IKEA has established itself as a home furnishing expert that offers a broad choice of well-designed, practical solutions at a reasonable cost, a trait that appeals to families with a combined family income of RM2,000 or less. Currently, the company sells over 8,500 items, including beds, culinary utensils, children’s furniture, textiles, and even their highly sought-after meatball. Search for IKEA stores near me to find your neighbourhood store.
Operations at IKEA
Learn how IKEA operates and its core activities, and the processes linked to it.
- IKEA provides standard, non-luxury goods with a wide range of replacements and complements available on the market. It also offers a variety of services to supplement its company, such as delivery, assembly, kitchen installation, and even sewing services to meet demand.
- In terms of innovation, IKEA does not have any direct competitors. Even though the firm has been around for a long time, they continue to innovate to meet customers’ changing tastes and expectations, unlike any of IKEA’s other indirect rivals. By using distinctive design and style, IKEA has established itself as more than just a furniture merchant or store.
- A completely competitive market may be characterized as having three basic characteristics which are its many customers and sellers, homogeneous goods and unfettered admission and exit into and out of the market. Because perfectly competitive enterprises function at an efficient scale, which means a huge consumer surplus, and because sellers may sell as much as they want, there are a lot of buyers and sellers.
- Sellers have no motivation to lower their prices since this would diminish their profits; they also have no motive to raise prices since this would not demand since customers have complete market information and can acquire close alternative items. A price taker is a company that operates in this market.
- Because this is the market price established for each quantity of the commodity, the price of a commodity is equal to average revenue, which is equal to marginal revenue. When pricing equals marginal costs, a company’s earnings are maximized. If a new business notices that the market is profitable, it will be attracted to it and enter it.

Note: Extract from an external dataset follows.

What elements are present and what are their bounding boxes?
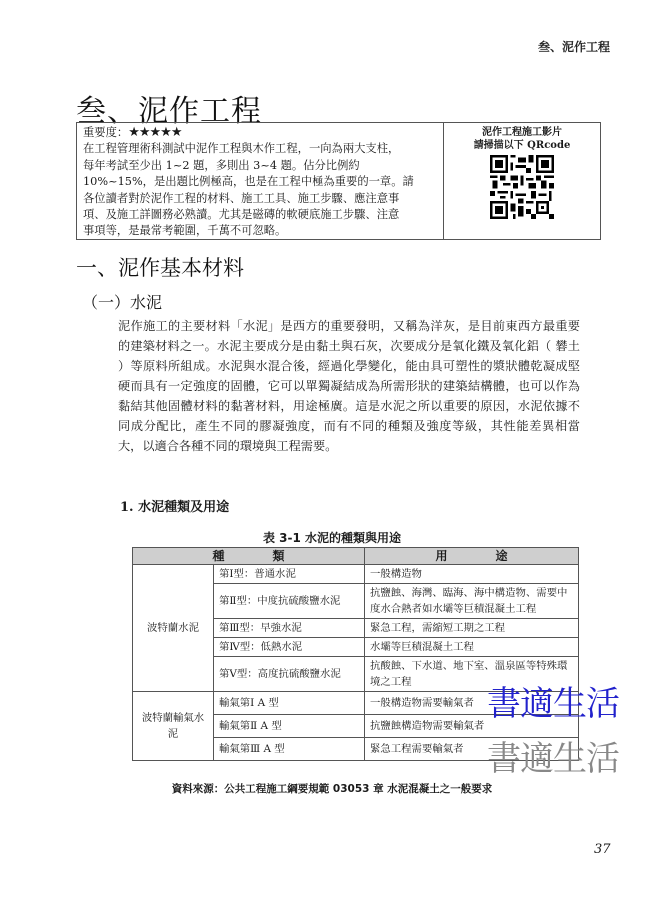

- However, this will increase supply and quantity, lowering the price and profits for all enterprises in that market. As a result, some businesses may end up losing money. If this occurs and the price of a thing falls below its average total cost of production, a company may decide to close down.

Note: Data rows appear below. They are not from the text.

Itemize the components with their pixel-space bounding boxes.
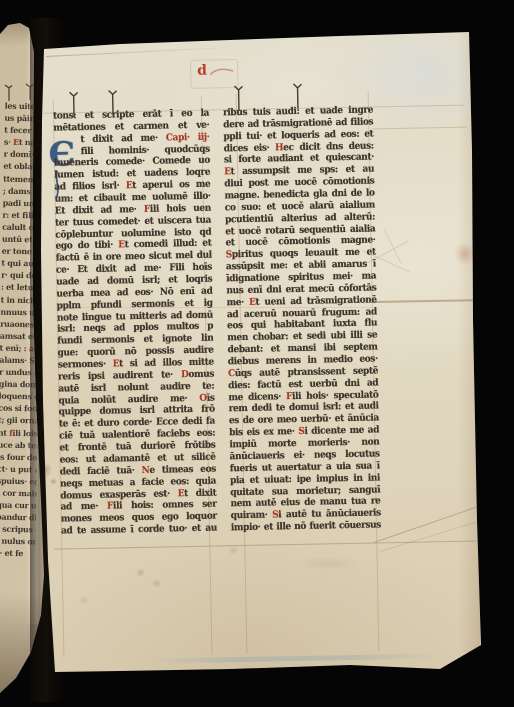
- ink-text: ad: [336, 117, 348, 128]
- ink-text: ipe: [297, 474, 311, 485]
- text-word: loqris: [186, 274, 213, 287]
- text-word: et: [168, 275, 177, 287]
- ink-text: tua: [351, 497, 367, 508]
- ink-text: ma: [361, 271, 376, 282]
- text-word: dere: [223, 119, 244, 132]
- text-word: et: [79, 194, 88, 206]
- ink-text: manu: [320, 497, 347, 508]
- text-word: Et: [249, 297, 259, 309]
- ink-text: domus: [60, 490, 92, 501]
- ink-text: te: [276, 403, 285, 414]
- text-word: ē:: [72, 419, 80, 431]
- text-word: ppli: [223, 131, 241, 144]
- ink-text: ili: [150, 204, 159, 215]
- text-word: ad: [124, 264, 136, 276]
- ink-text: ubi: [330, 331, 345, 342]
- text-word: erāt: [142, 109, 161, 122]
- text-word: et: [293, 332, 302, 344]
- text-word: ad: [325, 213, 337, 225]
- text-word: in: [307, 355, 316, 367]
- ink-text: silicē: [191, 452, 215, 463]
- text-word: mitte: [189, 357, 214, 370]
- ink-text: amarus: [332, 259, 367, 270]
- text-word: et: [192, 524, 201, 536]
- text-word: uia: [336, 461, 351, 473]
- text-word: isrl;: [142, 275, 160, 288]
- ink-text: et: [225, 226, 234, 237]
- text-word: tu: [311, 509, 321, 521]
- text-word: in: [353, 473, 362, 485]
- ink-text: et: [168, 275, 177, 286]
- text-word: alarū: [309, 201, 334, 214]
- text-word: iij·: [198, 132, 210, 144]
- ink-text: eos:: [341, 129, 360, 140]
- ink-text: duriorē: [140, 441, 175, 452]
- ink-text: me: [132, 192, 147, 203]
- ink-text: t: [132, 181, 136, 192]
- text-word: pia: [230, 475, 245, 487]
- text-word: ciē: [59, 431, 73, 443]
- text-word: ex: [263, 427, 274, 439]
- ink-text: et: [346, 165, 355, 176]
- ink-text: locutus: [345, 449, 380, 460]
- ink-text: ignote: [162, 334, 192, 345]
- text-word: ipsi: [88, 371, 105, 383]
- text-word: frontē: [78, 442, 107, 455]
- ink-text: Fili: [169, 263, 184, 274]
- ink-text: et: [271, 344, 280, 355]
- text-word: eos·: [135, 287, 154, 300]
- ink-text: me·: [144, 263, 161, 274]
- ink-text: nouarū: [282, 308, 316, 319]
- ink-text: adamantē: [103, 453, 150, 464]
- text-word: te·: [161, 370, 173, 382]
- text-word: re: [371, 496, 381, 508]
- ink-text: ad: [144, 358, 156, 369]
- text-word: quia: [195, 476, 216, 489]
- ink-text: tuā·: [116, 466, 134, 477]
- text-word: mones: [61, 514, 92, 527]
- ink-text: neqs: [60, 478, 82, 489]
- ink-text: la: [200, 108, 209, 119]
- ink-text: benedicta: [263, 189, 309, 200]
- ink-text: ad: [54, 182, 66, 193]
- ink-text: ili: [292, 391, 301, 402]
- text-word: et: [84, 110, 93, 122]
- text-word: eos:: [197, 428, 216, 441]
- ink-text: pplos: [133, 323, 158, 334]
- text-word: audire: [160, 381, 190, 394]
- ink-text: ad: [61, 526, 73, 537]
- ink-text: me·: [119, 205, 136, 216]
- ink-text: et: [59, 443, 68, 454]
- text-word: factū: [257, 380, 281, 393]
- ink-text: tua: [196, 215, 212, 226]
- ink-text: hominis·: [109, 145, 150, 156]
- ink-text: quorū: [87, 347, 115, 358]
- text-word: assume: [90, 525, 126, 538]
- text-word: impio·: [231, 522, 261, 535]
- ink-text: gue:: [58, 348, 78, 359]
- ink-text: quiescant·: [326, 153, 374, 164]
- ink-text: Et: [77, 265, 87, 276]
- text-word: dies:: [228, 380, 250, 393]
- ink-text: nus: [226, 286, 243, 297]
- text-word: duriorē: [140, 441, 175, 454]
- ink-text: post: [248, 178, 268, 189]
- text-word: eos·: [359, 354, 378, 367]
- ink-text: et: [84, 419, 93, 430]
- ink-text: alterius: [281, 213, 317, 224]
- ink-text: ad: [365, 307, 377, 318]
- ink-text: dni: [266, 285, 281, 296]
- ink-text: gla: [313, 189, 328, 200]
- ink-text: s·: [4, 137, 13, 147]
- text-word: ille: [276, 522, 291, 534]
- ink-text: suo:: [241, 202, 261, 213]
- ink-text: mel: [175, 251, 193, 262]
- ink-text: uerbū·: [300, 414, 331, 425]
- ink-text: me:: [270, 261, 288, 272]
- text-word: diui: [224, 179, 242, 192]
- rubricated-text: Capi·: [166, 132, 190, 143]
- text-word: loqueris: [281, 130, 319, 143]
- text-word: tuis: [253, 107, 271, 120]
- ink-text: erāt: [142, 109, 161, 120]
- text-word: uade: [320, 106, 343, 119]
- text-word: est: [288, 379, 302, 391]
- text-word: me·: [277, 427, 294, 440]
- ink-text: ille: [276, 522, 291, 533]
- text-word: t: [80, 134, 84, 146]
- text-word: Si: [298, 427, 307, 439]
- ink-text: Nō: [160, 287, 174, 298]
- text-word: tuā·: [116, 466, 134, 479]
- text-word: tuus: [73, 217, 94, 230]
- ink-text: uen: [193, 203, 211, 214]
- ink-text: lin: [201, 334, 213, 345]
- ink-text: deus:: [349, 141, 374, 152]
- text-word: me: [274, 178, 289, 190]
- text-word: ore: [258, 415, 274, 427]
- ink-text: ve·: [196, 120, 209, 131]
- ink-text: alarū: [309, 201, 334, 212]
- ink-text: uerba: [56, 289, 83, 300]
- ink-text: sermones·: [58, 359, 106, 370]
- ink-text: au: [205, 523, 217, 534]
- ink-text: te:: [202, 381, 214, 392]
- text-word: impius: [316, 473, 348, 486]
- ink-text: et: [310, 154, 319, 165]
- text-word: tuo·: [169, 524, 187, 537]
- ink-text: audi: [358, 402, 379, 413]
- rubricated-text: H: [275, 142, 283, 153]
- text-word: cōuersus: [339, 520, 381, 533]
- ink-text: ī: [373, 259, 376, 270]
- ink-text: dixit: [96, 264, 117, 275]
- text-word: ut: [86, 454, 96, 466]
- text-word: te: [59, 419, 68, 431]
- ink-text: et: [84, 110, 93, 121]
- text-word: et: [144, 216, 153, 228]
- ink-text: isrl·: [101, 181, 119, 192]
- ink-text: illo·: [193, 191, 211, 202]
- ink-text: inueneris: [54, 158, 98, 169]
- ink-text: ad: [201, 286, 213, 297]
- ink-text: est: [288, 379, 302, 390]
- text-word: eos: [200, 464, 216, 476]
- ink-text: ad: [87, 276, 99, 287]
- text-word: ī: [130, 525, 133, 537]
- ink-text: si: [224, 155, 232, 166]
- ink-text: uolumē: [152, 192, 188, 203]
- ink-text: qui: [251, 321, 266, 332]
- ink-text: assume: [90, 525, 126, 536]
- text-word: et: [59, 443, 68, 455]
- ink-text: habitabant: [274, 320, 325, 331]
- text-word: me·: [140, 133, 157, 146]
- ink-text: note: [57, 312, 78, 323]
- text-word: mel: [175, 251, 193, 264]
- ink-text: est·: [153, 489, 170, 500]
- text-word: me·: [144, 263, 161, 276]
- ink-text: dices: [224, 143, 248, 154]
- text-word: uerba: [56, 289, 83, 302]
- ink-text: non: [361, 437, 379, 448]
- text-word: sua: [356, 461, 372, 473]
- ink-text: tu: [311, 509, 321, 520]
- text-word: es: [229, 416, 239, 428]
- ink-text: exasperās: [99, 489, 145, 500]
- ink-text: me: [274, 178, 289, 189]
- ink-text: hois: [166, 204, 186, 215]
- ink-text: te·: [161, 370, 173, 381]
- ink-text: ribus: [223, 108, 247, 119]
- text-word: me·: [119, 205, 136, 218]
- text-word: et: [367, 247, 376, 259]
- ink-text: ut: [262, 463, 272, 474]
- ink-text: lo: [366, 188, 375, 199]
- ink-text: lingue: [82, 312, 112, 323]
- ink-text: uocē: [245, 238, 267, 249]
- ink-text: possis: [146, 346, 175, 357]
- text-word: p: [207, 322, 213, 334]
- ink-text: et: [264, 522, 273, 533]
- text-word: ce·: [56, 265, 69, 277]
- ascender-flourish: [292, 83, 302, 109]
- ink-text: domui: [289, 403, 319, 414]
- ink-text: de: [351, 188, 362, 199]
- ink-text: ter: [55, 218, 69, 229]
- ink-text: isrl:: [323, 402, 341, 413]
- text-word: tua: [196, 215, 212, 227]
- ink-text: magne·: [341, 236, 376, 247]
- ink-text: t: [231, 167, 235, 178]
- ink-text: enī: [180, 286, 195, 297]
- text-word: pfundi: [91, 300, 122, 313]
- text-word: metuas: [89, 478, 124, 491]
- text-word: audirent: [113, 370, 153, 383]
- ink-text: dni: [331, 189, 346, 200]
- ink-text: isrl;: [142, 275, 160, 286]
- ink-text: loquor: [186, 511, 217, 522]
- text-word: Ecce: [156, 417, 178, 430]
- ink-text: impio·: [231, 522, 261, 533]
- ink-text: dedi: [60, 467, 80, 478]
- text-word: ē: [83, 253, 89, 265]
- ink-text: flu: [364, 319, 377, 330]
- ink-text: impius: [316, 473, 348, 484]
- ink-text: et: [144, 335, 153, 346]
- text-word: factū: [56, 253, 80, 266]
- ink-text: istud:: [92, 169, 119, 180]
- ink-text: uade: [320, 106, 343, 117]
- text-word: et: [84, 419, 93, 431]
- text-word: septē: [353, 366, 378, 379]
- text-word: et: [271, 344, 280, 356]
- ink-text: ore: [106, 252, 121, 263]
- text-word: facie: [142, 477, 165, 490]
- ink-text: sps:: [320, 165, 338, 176]
- ink-text: forte: [238, 155, 261, 166]
- text-word: meo: [125, 252, 145, 265]
- ink-text: debant:: [227, 344, 263, 355]
- ink-text: ig: [204, 298, 213, 309]
- ink-text: uerbū: [309, 379, 337, 390]
- ink-text: et: [293, 332, 302, 343]
- text-word: ad: [247, 119, 259, 131]
- ink-text: me·: [140, 133, 157, 144]
- ink-text: fueris: [230, 463, 257, 474]
- ink-text: dni: [344, 378, 359, 389]
- text-word: eos:: [341, 129, 360, 142]
- ink-text: trāsmigrationē: [262, 118, 332, 130]
- text-word: au: [205, 523, 217, 535]
- ink-text: ini: [368, 473, 380, 484]
- text-word: reris: [58, 372, 80, 385]
- ink-text: rotarū: [265, 225, 295, 236]
- ink-text: se: [367, 330, 377, 341]
- text-word: ad: [201, 286, 213, 298]
- ink-text: t: [119, 359, 123, 370]
- text-word: ig: [204, 298, 213, 310]
- text-word: gue:: [58, 348, 79, 361]
- text-word: morieris·: [308, 438, 350, 451]
- text-word: illi: [350, 331, 362, 343]
- text-word: ser: [202, 500, 217, 512]
- ink-text: et: [202, 239, 211, 250]
- ink-text: a: [130, 477, 136, 488]
- ink-text: sequentiū: [299, 224, 346, 235]
- ink-text: me: [349, 426, 364, 437]
- text-word: Et: [77, 265, 87, 277]
- ink-text: filios: [350, 117, 373, 128]
- ink-text: assumpsit: [242, 166, 290, 177]
- text-word: pplm: [57, 301, 81, 314]
- text-word: quorū: [87, 347, 115, 360]
- ink-text: dixit: [196, 488, 217, 499]
- text-word: et: [225, 238, 234, 250]
- ink-text: p: [207, 322, 213, 333]
- text-word: ad: [144, 358, 156, 370]
- text-word: ī: [377, 461, 380, 473]
- ink-text: corde·: [123, 418, 152, 429]
- ink-text: dicente: [311, 426, 346, 437]
- ink-text: quoqs: [270, 249, 298, 260]
- text-word: sedi: [307, 331, 326, 344]
- ink-text: eos: [200, 464, 216, 475]
- ink-text: eis·: [253, 143, 269, 154]
- ink-text: duro: [97, 418, 119, 429]
- ink-text: morte: [268, 439, 296, 450]
- ink-text: ad: [227, 309, 239, 320]
- ink-text: sanguī: [349, 485, 381, 496]
- ink-text: leuauit: [305, 248, 338, 259]
- text-word: de: [351, 188, 362, 200]
- ink-text: et: [266, 202, 275, 213]
- text-word: dni: [344, 378, 359, 390]
- text-word: dni: [266, 285, 281, 297]
- text-word: enī: [180, 286, 195, 298]
- text-word: ad: [60, 502, 72, 514]
- manuscript-photo: les uiterasus pāim komt fecer nit fuūs· …: [0, 0, 514, 707]
- ink-text: faciebs: [157, 429, 190, 440]
- ink-text: ut: [174, 453, 184, 464]
- ink-text: sua: [272, 486, 288, 497]
- text-word: abii: [308, 260, 326, 273]
- text-word: dedi: [182, 417, 202, 430]
- ink-text: quos: [132, 513, 155, 524]
- text-word: et: [310, 154, 319, 166]
- ink-text: piritus: [232, 250, 263, 261]
- text-word: aialium: [340, 200, 375, 213]
- text-word: comedet·: [97, 216, 140, 229]
- ink-text: ex: [263, 427, 273, 438]
- text-word: um:: [55, 194, 73, 207]
- rubricated-text: N: [142, 465, 150, 476]
- text-word: Cūqs: [228, 368, 252, 381]
- ink-text: t enī; :: [0, 342, 29, 353]
- text-word: et: [157, 453, 166, 465]
- ink-text: erat: [285, 284, 304, 295]
- ink-text: et: [127, 169, 136, 180]
- ink-text: septē: [353, 366, 378, 377]
- ink-text: dere: [223, 119, 244, 130]
- text-word: os: [179, 180, 190, 192]
- text-word: ei·: [294, 450, 305, 462]
- text-word: au: [362, 164, 374, 176]
- ink-text: te: [77, 526, 86, 537]
- text-word: do: [78, 241, 90, 253]
- text-word: autē: [259, 368, 280, 381]
- text-word: ad: [100, 205, 112, 217]
- ink-text: Ecce: [156, 417, 178, 428]
- text-word: ad: [117, 288, 129, 300]
- text-word: ini: [368, 473, 380, 485]
- text-word: ad: [54, 182, 66, 194]
- text-word: benedicta: [263, 189, 309, 202]
- ink-text: ad: [121, 133, 133, 144]
- ink-text: factū: [56, 253, 80, 264]
- ink-text: sedi: [307, 331, 326, 342]
- ink-text: corde: [138, 524, 164, 535]
- text-word: gla: [313, 189, 328, 201]
- ink-text: Comede: [152, 156, 190, 167]
- ink-text: mitte: [189, 357, 214, 368]
- ink-text: reris: [58, 372, 80, 383]
- text-word: Capi·: [166, 132, 190, 145]
- text-word: ipe: [297, 474, 311, 486]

- IKEA can obtain economies of scale through mass production to satisfy the performance target cost. On the other hand, the inventory level is high, implying that IKEA’s items are made-to-order. Individual orders are not assigned to customers throughout the manufacturing process in a make-to-stock method.

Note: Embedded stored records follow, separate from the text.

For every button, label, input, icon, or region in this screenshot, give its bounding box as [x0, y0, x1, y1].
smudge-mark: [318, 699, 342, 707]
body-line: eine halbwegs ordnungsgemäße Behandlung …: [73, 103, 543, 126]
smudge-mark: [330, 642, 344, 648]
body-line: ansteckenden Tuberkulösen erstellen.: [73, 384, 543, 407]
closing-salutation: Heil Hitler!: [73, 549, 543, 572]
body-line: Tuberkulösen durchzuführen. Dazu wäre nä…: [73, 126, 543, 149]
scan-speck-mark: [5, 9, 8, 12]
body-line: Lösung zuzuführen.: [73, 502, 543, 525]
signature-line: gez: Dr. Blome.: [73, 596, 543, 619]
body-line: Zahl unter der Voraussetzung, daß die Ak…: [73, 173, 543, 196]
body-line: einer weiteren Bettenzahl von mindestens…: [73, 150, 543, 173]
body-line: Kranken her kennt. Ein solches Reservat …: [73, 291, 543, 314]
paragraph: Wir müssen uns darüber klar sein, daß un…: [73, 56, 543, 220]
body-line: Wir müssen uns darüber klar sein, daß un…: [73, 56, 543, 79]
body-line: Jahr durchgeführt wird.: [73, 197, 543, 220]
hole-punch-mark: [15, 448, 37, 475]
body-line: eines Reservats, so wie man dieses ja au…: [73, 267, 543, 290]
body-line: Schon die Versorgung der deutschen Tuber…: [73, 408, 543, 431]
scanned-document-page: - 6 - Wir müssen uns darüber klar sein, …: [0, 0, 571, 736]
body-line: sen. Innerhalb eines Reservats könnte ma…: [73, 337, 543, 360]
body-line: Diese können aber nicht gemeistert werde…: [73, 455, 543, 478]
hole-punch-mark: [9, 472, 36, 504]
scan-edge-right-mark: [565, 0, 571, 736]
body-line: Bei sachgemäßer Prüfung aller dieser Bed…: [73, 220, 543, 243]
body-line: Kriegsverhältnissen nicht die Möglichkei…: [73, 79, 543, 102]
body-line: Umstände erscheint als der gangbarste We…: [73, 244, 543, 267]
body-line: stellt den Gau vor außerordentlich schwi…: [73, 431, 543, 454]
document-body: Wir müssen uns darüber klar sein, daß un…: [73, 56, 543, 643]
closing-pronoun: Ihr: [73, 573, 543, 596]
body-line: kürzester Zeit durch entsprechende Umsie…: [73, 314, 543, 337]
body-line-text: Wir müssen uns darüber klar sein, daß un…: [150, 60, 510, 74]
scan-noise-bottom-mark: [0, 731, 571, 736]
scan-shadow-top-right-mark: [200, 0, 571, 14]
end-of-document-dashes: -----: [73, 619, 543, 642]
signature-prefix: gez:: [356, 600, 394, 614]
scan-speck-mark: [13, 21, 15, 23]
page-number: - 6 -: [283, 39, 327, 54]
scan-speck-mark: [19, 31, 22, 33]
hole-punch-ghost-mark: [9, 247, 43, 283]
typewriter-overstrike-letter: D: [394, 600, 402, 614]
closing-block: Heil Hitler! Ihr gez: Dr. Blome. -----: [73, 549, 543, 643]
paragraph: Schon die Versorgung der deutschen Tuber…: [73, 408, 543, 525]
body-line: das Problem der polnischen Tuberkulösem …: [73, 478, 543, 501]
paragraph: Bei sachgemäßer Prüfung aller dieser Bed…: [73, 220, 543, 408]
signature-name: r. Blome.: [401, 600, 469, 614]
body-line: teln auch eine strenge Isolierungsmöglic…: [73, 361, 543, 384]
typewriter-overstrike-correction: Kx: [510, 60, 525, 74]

- Over the year, KEA has reduced its average long-run cost by leveraging economies of scale and growing specialization. Specific items created by specialized employees in various areas throughout the world have delegated the division of labour. Due to the uniformity of procedures, mass manufacturing reduces human mistakes.
- IKEA begins production in wholly-owned companies to prevent inefficiencies associated with outsourcing operations. IKEA has reached another milestone in international procurement to preserve the representation of its design talents and its distribution and retail network, which allows it to provide well-designed things at low rates.
IKEA is the furniture industry’s low-cost leader. A living room equipped using IKEA products can cost up to 65 per cent less than one equipped with comparable items from other retailers. Its target market consists of young married couples, college students, 20-30-year-old singles, and middle-class families that are price sensitive. So, if they can acquire furnishings at a significantly reduced cost, they should do so.